Comment les pays riches accélèrent la disparition des espèces à l’autre bout du monde

Les pays les plus riches détruisent 15 fois plus de biodiversité à l'étranger que chez eux, exportant littéralement l'extinction des espèces vers les pays en développement.
Les pays développés, en important massivement du bœuf, de l'huile de palme, du bois et du soja, provoquent la destruction d'habitats naturels dans les pays tropicaux.

La demande insatiable des nations développées en bœuf, huile de palme et bois détruit la biodiversité mondiale. Une étude révèle que les impacts écologiques des grandes puissances économiques se font principalement ressentir dans les forêts tropicales, menaçant des milliers d’espèces.

La prochaine fois que vous mordrez dans un steak produit au Brésil ou utiliserez un meuble en bois « exotique » du Gabon, songez que ce geste apparemment anodin participe peut-être à l’extinction d’espèces à l’autre bout du monde. 

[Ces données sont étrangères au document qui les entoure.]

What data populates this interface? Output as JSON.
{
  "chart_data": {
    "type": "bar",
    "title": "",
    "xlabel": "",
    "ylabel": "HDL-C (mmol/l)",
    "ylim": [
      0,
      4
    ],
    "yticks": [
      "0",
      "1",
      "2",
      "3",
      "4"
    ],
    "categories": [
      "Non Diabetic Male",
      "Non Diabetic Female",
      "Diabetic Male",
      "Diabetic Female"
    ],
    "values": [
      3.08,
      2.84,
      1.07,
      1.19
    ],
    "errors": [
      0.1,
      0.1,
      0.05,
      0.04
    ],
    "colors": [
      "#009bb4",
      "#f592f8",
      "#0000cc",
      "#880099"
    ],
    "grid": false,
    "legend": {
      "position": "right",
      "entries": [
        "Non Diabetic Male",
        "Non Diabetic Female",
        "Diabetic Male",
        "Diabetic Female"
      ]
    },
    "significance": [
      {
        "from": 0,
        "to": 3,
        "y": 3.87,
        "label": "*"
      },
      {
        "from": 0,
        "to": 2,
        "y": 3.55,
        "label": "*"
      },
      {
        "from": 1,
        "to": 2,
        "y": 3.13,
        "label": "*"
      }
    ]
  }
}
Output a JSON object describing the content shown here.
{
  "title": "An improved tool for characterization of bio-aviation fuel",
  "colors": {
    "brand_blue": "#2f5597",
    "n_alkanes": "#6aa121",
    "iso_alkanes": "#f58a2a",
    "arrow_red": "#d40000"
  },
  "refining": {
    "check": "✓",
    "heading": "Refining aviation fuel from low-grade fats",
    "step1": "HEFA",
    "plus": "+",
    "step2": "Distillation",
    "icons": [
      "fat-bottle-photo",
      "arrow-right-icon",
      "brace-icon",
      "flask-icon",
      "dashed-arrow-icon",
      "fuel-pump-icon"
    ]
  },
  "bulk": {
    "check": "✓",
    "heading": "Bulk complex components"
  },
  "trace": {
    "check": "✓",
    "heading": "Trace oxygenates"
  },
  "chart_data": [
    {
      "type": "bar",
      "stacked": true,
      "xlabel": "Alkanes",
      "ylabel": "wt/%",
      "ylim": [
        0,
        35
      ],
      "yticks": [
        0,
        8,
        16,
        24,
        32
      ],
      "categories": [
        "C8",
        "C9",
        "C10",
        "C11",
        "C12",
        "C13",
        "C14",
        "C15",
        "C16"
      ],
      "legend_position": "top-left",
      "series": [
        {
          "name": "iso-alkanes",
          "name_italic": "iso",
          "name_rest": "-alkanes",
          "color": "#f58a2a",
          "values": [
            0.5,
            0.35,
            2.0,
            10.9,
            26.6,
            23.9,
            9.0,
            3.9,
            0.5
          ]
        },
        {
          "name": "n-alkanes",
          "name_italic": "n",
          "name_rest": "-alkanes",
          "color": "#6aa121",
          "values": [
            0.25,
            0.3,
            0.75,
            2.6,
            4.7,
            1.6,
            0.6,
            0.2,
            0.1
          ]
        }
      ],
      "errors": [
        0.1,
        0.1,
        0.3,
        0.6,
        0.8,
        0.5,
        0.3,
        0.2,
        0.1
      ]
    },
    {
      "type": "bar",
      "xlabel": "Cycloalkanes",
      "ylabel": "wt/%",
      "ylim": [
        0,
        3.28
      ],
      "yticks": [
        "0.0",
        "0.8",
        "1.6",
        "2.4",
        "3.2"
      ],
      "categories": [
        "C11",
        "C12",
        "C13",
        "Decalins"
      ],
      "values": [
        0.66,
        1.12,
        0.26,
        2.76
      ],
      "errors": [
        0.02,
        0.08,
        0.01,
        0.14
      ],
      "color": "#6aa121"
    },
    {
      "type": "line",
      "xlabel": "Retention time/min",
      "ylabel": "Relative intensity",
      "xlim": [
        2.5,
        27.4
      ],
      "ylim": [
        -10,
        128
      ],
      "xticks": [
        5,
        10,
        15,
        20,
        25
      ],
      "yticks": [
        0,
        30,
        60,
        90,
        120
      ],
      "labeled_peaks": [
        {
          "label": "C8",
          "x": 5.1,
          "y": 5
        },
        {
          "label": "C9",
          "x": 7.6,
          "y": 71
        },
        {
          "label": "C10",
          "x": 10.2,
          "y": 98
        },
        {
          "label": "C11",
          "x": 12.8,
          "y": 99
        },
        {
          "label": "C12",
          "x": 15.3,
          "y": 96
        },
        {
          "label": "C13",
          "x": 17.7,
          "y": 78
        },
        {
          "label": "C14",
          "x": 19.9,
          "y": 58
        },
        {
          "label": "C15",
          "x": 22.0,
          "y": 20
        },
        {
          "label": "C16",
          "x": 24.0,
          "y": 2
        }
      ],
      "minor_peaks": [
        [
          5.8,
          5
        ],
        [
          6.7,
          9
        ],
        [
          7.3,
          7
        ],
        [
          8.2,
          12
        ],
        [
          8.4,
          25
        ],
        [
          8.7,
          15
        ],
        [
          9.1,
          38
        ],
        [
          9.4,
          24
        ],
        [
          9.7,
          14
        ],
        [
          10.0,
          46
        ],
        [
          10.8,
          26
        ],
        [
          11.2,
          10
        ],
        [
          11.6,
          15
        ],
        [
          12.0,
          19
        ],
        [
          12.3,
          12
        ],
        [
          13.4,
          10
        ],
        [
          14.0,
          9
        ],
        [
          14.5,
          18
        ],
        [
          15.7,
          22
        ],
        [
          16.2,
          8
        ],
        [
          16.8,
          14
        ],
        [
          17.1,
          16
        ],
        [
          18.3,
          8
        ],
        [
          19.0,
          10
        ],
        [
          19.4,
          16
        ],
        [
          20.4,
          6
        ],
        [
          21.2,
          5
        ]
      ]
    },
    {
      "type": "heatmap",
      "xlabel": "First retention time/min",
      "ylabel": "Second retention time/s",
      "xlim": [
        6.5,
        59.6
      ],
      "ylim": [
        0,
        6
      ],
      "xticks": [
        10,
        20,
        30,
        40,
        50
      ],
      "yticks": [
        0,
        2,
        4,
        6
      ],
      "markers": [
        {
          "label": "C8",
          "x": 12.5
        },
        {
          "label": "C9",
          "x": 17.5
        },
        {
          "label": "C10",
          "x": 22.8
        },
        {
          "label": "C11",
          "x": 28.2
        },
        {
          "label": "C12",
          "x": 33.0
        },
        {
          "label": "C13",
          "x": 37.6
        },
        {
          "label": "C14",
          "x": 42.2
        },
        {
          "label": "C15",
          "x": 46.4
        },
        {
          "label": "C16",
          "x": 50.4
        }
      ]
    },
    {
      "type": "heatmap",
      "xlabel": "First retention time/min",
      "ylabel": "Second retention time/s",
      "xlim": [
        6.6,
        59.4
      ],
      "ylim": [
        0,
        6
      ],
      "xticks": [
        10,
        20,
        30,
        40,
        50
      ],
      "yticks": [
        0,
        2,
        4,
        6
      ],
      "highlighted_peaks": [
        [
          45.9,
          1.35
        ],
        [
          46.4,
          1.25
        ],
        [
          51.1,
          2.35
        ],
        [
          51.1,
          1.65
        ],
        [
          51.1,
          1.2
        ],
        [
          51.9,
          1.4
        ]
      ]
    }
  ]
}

Une étude publiée dans Nature révèle une réalité glaçante : les pays les plus riches détruisent 15 fois plus de biodiversité à l’étranger que chez eux, exportant littéralement l’extinction des espèces vers les pays en développement.

Le mécanisme est aussi simple qu’implacable : les pays développés, en important massivement du bœuf, de l’huile de palme, du bois et du soja, provoquent la destruction d’habitats naturels dans les pays tropicaux. 

Les États-Unis arrivent en tête de ce sombre palmarès, responsables à eux seuls de 3 % de la destruction des habitats forestiers hors de leurs frontières. Suivent l’Allemagne, la France, le Japon, la Chine et le Royaume-Uni.

Cette destruction s’opère principalement dans les points chauds de la biodiversité, ces régions qui concentrent un nombre exceptionnel d’espèces endémiques. L’Indonésie, le Brésil et Madagascar, véritables coffres-forts de la biodiversité mondiale, en sont les principales victimes. Le processus est d’autant plus préoccupant que 90 % de la perte d’habitat dans le monde résulte de la conversion de zones sauvages en terres agricoles.

90 % de la perte d’habitat dans le monde résulte de la conversion de zones sauvages en terres agricoles.

Le paradoxe de la conservation

Plus troublant encore, une étude parallèle menée par l’université de Cambridge met en lumière un effet pervers de la conservation : lorsque des pays comme le Royaume-Uni transforment leurs terres agricoles en réserves naturelles, ils augmentent leur dépendance aux importations. Ce phénomène, baptisé « fuite de la biodiversité », peut s’avérer jusqu’à cinq fois plus dommageable pour la biodiversité mondiale que le statu quo.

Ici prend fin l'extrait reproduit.